Britische Supermärkte hatten mit ähnlichen Schritten bereits im Mai 2020 gedroht, nun sind die Gesetzespläne wieder aktuell – und immer mehr Unternehmen beteiligen sich daran. Dabei ist das Problem nicht kleiner geworden: Ende 2020 hatte die Bundespolizei im Bundesstaat Pará eine Rekordmenge illegal gefällten Holzes sichergestellt – 131.000 Kubikmeter, entsprechend 6243 Lkw-Ladungen. Im Schnitt wurden vergangenes Jahr mehr als 4000 Fußballfelder Regenwald pro Tag abgeholzt.

Noch ist offen, ob und wie Staatschef Bolsonaro auf das Schreiben reagiert. In der Vergangenheit hatte er sich immer wieder für eine Ausweitung der Landwirtschaft ausgesprochen.
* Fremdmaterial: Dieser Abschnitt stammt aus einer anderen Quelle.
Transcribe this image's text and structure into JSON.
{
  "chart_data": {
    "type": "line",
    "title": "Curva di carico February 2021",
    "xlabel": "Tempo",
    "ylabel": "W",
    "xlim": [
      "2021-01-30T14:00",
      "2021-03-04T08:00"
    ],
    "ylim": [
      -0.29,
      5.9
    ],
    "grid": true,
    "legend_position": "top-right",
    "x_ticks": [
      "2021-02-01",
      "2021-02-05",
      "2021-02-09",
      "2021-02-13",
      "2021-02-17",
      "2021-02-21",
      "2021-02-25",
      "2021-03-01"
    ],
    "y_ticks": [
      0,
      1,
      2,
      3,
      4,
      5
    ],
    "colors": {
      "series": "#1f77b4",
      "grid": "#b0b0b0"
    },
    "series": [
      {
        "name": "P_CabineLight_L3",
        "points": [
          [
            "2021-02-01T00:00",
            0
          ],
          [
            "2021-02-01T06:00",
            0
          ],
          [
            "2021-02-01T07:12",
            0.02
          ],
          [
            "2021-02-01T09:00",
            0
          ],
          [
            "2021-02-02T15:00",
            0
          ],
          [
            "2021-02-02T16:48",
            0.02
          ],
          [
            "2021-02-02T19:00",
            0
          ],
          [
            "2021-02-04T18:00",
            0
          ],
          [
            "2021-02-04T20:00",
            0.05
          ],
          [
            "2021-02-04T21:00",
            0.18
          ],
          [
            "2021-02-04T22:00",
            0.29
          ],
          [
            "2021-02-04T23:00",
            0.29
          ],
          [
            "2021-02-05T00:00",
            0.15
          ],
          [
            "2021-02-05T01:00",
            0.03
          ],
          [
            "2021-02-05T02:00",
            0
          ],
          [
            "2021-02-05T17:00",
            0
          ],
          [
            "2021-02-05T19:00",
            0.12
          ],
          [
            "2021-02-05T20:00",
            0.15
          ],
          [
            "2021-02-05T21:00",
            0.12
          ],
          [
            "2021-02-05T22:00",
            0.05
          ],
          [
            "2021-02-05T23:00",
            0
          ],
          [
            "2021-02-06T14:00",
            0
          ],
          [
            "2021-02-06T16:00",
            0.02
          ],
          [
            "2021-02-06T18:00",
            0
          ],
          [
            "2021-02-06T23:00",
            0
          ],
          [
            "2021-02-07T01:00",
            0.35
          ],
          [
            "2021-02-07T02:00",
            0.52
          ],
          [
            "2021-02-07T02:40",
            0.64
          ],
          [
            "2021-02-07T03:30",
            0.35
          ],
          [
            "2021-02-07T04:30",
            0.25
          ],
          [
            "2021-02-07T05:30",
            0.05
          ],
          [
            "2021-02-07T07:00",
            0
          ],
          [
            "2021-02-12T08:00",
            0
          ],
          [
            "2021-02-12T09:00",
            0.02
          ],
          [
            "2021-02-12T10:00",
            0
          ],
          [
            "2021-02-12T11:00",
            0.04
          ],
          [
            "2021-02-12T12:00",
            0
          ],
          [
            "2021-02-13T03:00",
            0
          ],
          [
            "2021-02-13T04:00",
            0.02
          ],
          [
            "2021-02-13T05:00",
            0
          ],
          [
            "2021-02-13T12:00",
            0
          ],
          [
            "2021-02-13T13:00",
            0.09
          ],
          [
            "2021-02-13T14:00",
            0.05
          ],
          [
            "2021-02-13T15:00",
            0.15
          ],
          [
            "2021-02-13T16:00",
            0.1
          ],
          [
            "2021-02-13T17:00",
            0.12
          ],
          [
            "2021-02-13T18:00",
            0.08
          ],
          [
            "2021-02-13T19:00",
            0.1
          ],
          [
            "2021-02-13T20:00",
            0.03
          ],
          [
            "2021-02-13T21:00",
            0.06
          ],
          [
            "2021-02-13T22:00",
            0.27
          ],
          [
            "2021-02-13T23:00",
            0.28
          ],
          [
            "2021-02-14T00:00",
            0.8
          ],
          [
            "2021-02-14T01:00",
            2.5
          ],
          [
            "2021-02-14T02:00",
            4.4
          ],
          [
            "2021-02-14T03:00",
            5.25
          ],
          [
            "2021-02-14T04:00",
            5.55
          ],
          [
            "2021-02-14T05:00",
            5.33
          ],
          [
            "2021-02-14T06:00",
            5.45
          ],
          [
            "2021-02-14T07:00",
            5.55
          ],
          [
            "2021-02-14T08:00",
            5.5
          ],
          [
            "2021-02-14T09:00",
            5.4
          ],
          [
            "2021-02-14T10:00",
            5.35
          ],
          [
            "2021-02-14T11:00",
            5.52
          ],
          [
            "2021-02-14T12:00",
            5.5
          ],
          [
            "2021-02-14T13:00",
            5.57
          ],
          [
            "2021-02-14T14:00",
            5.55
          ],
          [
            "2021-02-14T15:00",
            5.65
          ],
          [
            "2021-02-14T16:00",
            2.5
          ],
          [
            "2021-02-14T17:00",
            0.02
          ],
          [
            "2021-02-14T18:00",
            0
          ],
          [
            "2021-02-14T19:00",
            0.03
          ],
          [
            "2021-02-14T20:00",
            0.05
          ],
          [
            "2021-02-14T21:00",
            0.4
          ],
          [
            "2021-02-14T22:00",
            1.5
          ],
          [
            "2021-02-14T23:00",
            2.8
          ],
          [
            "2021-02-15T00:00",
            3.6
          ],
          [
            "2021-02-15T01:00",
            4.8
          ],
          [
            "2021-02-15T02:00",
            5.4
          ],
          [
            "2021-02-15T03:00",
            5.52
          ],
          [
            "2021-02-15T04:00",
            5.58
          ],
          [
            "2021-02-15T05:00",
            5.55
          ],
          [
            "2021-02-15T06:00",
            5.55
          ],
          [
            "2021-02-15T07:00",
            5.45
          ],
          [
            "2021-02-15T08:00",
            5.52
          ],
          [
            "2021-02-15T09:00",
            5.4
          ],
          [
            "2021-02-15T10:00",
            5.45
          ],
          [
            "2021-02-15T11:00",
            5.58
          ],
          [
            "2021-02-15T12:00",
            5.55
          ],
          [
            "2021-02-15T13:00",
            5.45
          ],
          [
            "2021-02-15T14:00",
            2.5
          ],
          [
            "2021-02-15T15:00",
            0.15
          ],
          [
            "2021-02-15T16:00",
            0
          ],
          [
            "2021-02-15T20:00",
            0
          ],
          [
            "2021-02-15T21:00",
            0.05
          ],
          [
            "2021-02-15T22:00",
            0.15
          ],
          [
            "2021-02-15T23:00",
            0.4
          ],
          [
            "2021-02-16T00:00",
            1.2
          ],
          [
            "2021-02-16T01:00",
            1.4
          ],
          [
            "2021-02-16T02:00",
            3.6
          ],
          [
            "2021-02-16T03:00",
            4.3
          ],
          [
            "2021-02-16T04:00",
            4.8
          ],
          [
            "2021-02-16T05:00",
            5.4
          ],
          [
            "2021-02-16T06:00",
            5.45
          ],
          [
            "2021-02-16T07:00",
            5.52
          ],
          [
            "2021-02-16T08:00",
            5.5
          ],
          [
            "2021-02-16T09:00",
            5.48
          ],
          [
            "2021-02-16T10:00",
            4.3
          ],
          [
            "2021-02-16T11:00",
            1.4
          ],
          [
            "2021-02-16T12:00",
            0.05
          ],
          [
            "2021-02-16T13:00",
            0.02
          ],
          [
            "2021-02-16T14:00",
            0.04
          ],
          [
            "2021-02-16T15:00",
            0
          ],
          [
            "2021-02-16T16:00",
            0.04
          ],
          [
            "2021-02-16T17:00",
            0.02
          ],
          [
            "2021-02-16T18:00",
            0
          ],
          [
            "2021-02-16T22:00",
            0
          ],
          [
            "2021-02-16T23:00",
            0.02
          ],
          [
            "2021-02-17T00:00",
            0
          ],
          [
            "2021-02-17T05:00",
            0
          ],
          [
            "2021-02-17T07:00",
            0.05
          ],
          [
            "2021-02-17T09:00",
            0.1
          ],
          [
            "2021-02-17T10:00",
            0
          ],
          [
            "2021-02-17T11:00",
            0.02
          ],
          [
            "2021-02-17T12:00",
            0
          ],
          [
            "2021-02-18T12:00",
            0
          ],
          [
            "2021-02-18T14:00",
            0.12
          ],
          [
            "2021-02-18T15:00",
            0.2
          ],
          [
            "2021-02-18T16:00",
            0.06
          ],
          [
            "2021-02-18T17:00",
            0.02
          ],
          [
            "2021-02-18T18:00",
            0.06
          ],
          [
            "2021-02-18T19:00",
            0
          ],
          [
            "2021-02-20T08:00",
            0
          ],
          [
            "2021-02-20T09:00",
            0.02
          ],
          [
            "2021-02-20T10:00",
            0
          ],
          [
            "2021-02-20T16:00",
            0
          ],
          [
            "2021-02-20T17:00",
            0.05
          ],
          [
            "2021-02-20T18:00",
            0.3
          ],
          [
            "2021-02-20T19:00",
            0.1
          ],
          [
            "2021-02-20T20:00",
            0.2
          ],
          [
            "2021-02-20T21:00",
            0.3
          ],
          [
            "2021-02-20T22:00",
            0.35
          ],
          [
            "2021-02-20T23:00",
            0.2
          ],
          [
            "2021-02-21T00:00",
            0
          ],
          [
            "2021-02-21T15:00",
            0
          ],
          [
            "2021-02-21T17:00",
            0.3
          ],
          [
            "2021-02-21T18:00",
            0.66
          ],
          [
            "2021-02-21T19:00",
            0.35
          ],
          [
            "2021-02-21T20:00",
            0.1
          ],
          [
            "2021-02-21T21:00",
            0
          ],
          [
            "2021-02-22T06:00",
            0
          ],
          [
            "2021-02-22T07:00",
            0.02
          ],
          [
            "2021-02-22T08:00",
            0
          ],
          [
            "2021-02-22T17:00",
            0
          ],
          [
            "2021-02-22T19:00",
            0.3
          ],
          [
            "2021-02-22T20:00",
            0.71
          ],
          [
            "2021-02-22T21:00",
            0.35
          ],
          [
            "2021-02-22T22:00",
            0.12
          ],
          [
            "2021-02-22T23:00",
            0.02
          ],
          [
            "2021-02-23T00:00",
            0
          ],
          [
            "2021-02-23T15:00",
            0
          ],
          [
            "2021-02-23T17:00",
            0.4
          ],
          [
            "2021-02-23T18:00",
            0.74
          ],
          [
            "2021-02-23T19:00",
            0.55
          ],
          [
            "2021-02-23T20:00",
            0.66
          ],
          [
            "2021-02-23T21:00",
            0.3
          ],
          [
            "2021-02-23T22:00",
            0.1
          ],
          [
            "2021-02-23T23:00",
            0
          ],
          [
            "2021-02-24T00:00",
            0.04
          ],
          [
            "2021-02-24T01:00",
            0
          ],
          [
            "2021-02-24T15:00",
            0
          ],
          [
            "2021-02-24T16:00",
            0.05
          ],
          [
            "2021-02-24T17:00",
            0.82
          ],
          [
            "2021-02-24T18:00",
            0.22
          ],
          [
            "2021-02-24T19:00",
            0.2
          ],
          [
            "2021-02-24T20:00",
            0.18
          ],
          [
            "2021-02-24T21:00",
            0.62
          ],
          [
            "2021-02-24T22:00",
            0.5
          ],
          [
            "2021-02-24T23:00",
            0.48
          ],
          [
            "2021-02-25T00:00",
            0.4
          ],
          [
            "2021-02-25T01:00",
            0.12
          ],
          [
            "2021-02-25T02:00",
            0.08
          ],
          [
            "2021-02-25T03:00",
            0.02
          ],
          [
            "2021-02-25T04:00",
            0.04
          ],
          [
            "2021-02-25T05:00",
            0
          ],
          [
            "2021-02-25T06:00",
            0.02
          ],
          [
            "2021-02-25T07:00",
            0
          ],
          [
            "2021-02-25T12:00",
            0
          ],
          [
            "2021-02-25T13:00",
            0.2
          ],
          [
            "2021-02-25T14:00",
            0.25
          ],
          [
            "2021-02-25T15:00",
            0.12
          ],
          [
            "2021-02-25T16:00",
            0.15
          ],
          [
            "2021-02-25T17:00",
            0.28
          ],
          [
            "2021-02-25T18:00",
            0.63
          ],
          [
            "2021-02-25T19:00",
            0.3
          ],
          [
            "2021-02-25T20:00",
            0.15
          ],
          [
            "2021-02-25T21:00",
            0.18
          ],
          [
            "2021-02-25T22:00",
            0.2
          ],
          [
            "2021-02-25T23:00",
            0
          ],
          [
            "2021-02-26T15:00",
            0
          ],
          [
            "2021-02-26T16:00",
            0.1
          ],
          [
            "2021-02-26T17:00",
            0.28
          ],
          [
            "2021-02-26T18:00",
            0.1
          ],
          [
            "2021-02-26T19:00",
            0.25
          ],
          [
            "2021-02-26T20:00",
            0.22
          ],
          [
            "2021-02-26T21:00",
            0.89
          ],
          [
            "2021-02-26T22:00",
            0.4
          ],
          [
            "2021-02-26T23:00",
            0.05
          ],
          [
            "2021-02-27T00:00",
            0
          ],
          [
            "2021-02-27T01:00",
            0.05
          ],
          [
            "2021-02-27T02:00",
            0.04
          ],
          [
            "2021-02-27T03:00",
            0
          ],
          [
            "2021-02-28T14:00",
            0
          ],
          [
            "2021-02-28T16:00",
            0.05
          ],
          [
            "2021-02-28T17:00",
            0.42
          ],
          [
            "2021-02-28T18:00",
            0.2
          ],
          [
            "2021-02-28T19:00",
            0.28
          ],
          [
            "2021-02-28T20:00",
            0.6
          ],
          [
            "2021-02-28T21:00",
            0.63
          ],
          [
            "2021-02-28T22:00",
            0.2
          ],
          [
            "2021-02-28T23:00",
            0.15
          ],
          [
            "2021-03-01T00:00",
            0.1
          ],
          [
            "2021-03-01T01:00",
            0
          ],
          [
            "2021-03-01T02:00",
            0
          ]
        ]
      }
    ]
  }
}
Kritik an seiner Umweltpolitik tat er als unangemessene Einmischung ab. Er gilt als eng mit der Agrarlobby verbündet und hatte bereits die Verantwortung des Menschen für den Klimawandel angezweifelt.

Trotz dieser verfahrenen Situation schreiben die Unternehmen, die Türen für eine Zusammenarbeit stünden weiterhin offen. Die Abstimmung über das Gesetz wird in den kommenden Tagen erwartet.